Today in history
Today is Wednesday, Oct. 9, the 282nd day of 2019. There are 83 days left in the year.
Today’s Highlight in History:
On Oct. 9, 1967, Marxist revolutionary guerrilla leader Che Guevara, 39, was summarily executed by the Bolivian army a day after his capture.
On this date:
In 1776, a group of Spanish missionaries settled in present-day San Francisco.
In 1910, a coal dust explosion at the Starkville Mine in Colorado left 56 miners dead.
In 1914, the Belgian city of Antwerp fell to German forces during World War I.
In 1930, Laura Ingalls became the first woman to fly across the United States as she completed a ninestop journey from Roosevelt Field, N.Y., to Glendale, Calif.
In 1936, the first generator at Boulder (later Hoover) Dam began transmitting electricity to Los Angeles.
In 1940, rock-and-roll legend John Lennon was born in Liverpool, England. (On this date in 1975, his son, Sean, was born in New York.)
In 1958, Pope Pius XII died at age 82, ending a 19-year papacy. (He was succeeded by Pope John XXIII.)
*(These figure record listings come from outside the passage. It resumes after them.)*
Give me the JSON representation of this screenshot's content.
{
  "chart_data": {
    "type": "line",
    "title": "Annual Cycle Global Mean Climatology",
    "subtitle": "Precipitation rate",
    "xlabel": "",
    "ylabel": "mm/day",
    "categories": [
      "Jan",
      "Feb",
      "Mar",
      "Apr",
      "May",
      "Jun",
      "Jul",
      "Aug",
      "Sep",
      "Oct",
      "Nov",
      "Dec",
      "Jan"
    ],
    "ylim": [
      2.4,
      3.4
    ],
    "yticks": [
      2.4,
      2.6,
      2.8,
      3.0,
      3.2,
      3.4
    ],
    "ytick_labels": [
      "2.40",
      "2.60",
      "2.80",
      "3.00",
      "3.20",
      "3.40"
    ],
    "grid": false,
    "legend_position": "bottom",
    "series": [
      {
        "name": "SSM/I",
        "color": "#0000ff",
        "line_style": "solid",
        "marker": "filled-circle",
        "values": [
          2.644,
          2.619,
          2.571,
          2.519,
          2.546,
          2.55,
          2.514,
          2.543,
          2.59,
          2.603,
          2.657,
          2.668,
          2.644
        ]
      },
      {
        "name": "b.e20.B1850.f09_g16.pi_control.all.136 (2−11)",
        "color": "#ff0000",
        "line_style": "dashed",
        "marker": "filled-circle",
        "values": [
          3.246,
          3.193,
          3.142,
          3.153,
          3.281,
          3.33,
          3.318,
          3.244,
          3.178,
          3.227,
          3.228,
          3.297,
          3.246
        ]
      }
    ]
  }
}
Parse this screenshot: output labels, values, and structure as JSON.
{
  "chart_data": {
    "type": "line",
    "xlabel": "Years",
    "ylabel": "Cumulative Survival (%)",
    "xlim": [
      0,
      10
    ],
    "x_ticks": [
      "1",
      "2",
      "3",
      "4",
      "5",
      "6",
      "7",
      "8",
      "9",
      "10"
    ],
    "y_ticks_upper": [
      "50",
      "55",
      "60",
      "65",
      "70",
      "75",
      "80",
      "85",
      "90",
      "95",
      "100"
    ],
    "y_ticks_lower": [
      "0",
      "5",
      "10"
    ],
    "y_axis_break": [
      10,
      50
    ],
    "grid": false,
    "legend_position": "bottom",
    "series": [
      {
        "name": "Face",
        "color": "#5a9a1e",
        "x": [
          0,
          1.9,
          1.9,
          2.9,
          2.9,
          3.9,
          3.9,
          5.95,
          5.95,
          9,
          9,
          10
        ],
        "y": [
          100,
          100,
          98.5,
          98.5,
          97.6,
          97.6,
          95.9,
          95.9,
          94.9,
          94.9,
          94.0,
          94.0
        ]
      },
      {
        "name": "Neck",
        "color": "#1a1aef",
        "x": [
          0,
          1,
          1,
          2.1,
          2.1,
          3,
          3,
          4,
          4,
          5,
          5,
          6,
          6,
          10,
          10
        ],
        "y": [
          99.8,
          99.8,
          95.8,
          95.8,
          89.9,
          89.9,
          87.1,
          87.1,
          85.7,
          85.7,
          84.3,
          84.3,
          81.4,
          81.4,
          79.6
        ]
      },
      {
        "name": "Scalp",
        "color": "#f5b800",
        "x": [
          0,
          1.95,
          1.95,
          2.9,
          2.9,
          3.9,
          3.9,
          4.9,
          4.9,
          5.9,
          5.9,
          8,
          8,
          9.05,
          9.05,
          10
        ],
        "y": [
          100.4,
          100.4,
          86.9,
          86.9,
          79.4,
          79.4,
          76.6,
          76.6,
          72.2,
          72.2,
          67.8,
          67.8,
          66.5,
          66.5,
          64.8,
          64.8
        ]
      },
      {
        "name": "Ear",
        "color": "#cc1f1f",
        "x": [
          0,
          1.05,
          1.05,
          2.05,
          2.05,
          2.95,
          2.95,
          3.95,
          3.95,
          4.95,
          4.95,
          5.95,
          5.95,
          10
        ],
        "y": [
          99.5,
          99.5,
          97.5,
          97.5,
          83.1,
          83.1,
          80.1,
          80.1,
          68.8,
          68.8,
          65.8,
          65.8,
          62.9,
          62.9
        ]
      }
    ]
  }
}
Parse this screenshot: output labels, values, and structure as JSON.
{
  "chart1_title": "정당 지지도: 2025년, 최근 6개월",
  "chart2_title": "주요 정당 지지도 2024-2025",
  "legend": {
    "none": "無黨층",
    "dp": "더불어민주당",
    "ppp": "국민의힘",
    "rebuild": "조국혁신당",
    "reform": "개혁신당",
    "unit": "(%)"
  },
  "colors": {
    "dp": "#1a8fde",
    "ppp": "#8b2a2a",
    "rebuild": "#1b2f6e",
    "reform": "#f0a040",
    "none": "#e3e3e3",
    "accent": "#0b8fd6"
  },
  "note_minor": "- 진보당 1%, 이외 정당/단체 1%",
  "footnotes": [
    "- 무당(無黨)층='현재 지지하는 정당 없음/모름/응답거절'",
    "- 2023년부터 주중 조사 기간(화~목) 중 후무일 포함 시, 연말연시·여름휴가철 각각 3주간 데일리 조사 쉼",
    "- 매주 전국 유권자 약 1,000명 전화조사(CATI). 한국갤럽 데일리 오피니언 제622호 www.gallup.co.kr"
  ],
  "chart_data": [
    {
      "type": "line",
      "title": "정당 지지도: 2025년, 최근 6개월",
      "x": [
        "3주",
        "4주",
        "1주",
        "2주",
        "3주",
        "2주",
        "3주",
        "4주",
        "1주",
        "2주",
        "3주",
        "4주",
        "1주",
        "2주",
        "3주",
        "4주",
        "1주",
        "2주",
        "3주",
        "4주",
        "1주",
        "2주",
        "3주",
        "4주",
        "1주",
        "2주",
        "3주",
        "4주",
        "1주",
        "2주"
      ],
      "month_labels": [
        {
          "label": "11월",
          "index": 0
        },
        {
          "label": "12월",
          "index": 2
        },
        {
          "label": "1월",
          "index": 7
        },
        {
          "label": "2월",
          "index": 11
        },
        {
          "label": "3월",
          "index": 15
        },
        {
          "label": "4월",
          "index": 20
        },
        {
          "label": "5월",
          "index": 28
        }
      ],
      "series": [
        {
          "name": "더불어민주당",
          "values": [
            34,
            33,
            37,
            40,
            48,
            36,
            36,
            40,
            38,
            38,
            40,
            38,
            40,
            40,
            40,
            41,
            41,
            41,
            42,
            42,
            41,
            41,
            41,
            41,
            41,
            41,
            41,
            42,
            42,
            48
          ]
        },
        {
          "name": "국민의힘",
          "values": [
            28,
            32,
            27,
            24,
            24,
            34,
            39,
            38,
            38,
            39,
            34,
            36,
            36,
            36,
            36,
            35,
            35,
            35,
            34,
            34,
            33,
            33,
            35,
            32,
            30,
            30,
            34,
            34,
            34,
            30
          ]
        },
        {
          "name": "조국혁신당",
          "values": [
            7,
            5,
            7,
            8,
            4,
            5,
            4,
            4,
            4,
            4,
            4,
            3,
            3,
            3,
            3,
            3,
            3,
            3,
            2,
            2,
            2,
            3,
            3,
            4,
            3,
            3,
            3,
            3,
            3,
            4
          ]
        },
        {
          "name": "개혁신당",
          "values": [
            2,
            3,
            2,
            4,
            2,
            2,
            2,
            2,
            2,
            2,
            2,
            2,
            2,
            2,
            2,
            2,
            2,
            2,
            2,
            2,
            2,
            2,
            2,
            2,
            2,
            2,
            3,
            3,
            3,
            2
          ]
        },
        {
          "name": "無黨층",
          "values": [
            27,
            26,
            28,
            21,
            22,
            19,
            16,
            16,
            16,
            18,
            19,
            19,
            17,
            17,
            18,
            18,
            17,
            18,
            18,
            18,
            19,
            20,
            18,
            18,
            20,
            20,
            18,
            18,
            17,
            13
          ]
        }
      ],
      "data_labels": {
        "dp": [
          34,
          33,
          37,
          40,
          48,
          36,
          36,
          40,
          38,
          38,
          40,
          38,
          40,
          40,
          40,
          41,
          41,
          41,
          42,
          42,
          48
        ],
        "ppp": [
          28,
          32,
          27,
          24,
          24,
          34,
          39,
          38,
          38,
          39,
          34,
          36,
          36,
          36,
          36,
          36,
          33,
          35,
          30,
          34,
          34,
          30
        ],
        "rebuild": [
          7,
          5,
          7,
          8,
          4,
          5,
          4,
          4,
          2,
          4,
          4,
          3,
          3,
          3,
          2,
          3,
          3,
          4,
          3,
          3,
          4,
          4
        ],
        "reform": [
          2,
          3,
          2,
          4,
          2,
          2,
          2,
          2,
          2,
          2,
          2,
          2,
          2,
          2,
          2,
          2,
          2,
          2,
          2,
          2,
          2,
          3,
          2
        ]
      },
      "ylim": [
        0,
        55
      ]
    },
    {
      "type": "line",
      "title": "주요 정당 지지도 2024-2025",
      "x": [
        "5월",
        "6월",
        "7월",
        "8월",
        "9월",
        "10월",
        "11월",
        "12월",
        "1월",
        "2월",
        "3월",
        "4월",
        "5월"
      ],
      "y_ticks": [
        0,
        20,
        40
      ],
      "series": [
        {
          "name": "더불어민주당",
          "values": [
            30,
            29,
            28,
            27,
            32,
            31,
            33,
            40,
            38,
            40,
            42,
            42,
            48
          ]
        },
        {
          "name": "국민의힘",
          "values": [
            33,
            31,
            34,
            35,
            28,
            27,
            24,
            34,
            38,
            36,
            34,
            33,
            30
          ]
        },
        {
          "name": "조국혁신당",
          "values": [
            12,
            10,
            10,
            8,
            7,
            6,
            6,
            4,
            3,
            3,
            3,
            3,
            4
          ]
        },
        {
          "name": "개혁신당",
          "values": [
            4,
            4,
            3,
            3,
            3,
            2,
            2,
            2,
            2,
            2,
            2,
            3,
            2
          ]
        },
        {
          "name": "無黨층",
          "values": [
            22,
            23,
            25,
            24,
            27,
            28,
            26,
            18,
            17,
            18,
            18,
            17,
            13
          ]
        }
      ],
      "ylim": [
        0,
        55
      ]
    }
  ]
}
In 1974, businessman Oskar Schindler, credited with saving about 1,200 Jews during the Holocaust, died in Frankfurt, West Germany (at his request, he was buried in Jerusalem).
In 1985, the hijackers of the Achille Lauro (ah-KEE’leh LOW’-roh) cruise liner surrendered two days after seizing the vessel in the Mediterranean. (Passenger Leon Klinghoffer was killed by the hijackers during the standoff.)
In 2001, in the first daylight raids since the start of U.S.-led attacks on Afghanistan, jets bombed the Taliban stronghold of Kandahar. Letters postmarked in Trenton, N.J., were sent to Sens. Tom Daschle and Patrick Leahy; the letters later tested positive for anthrax.
In 2006, North Korea faced a barrage of condemnation and calls for retaliation after it announced that it had set off a small atomic weapon underground.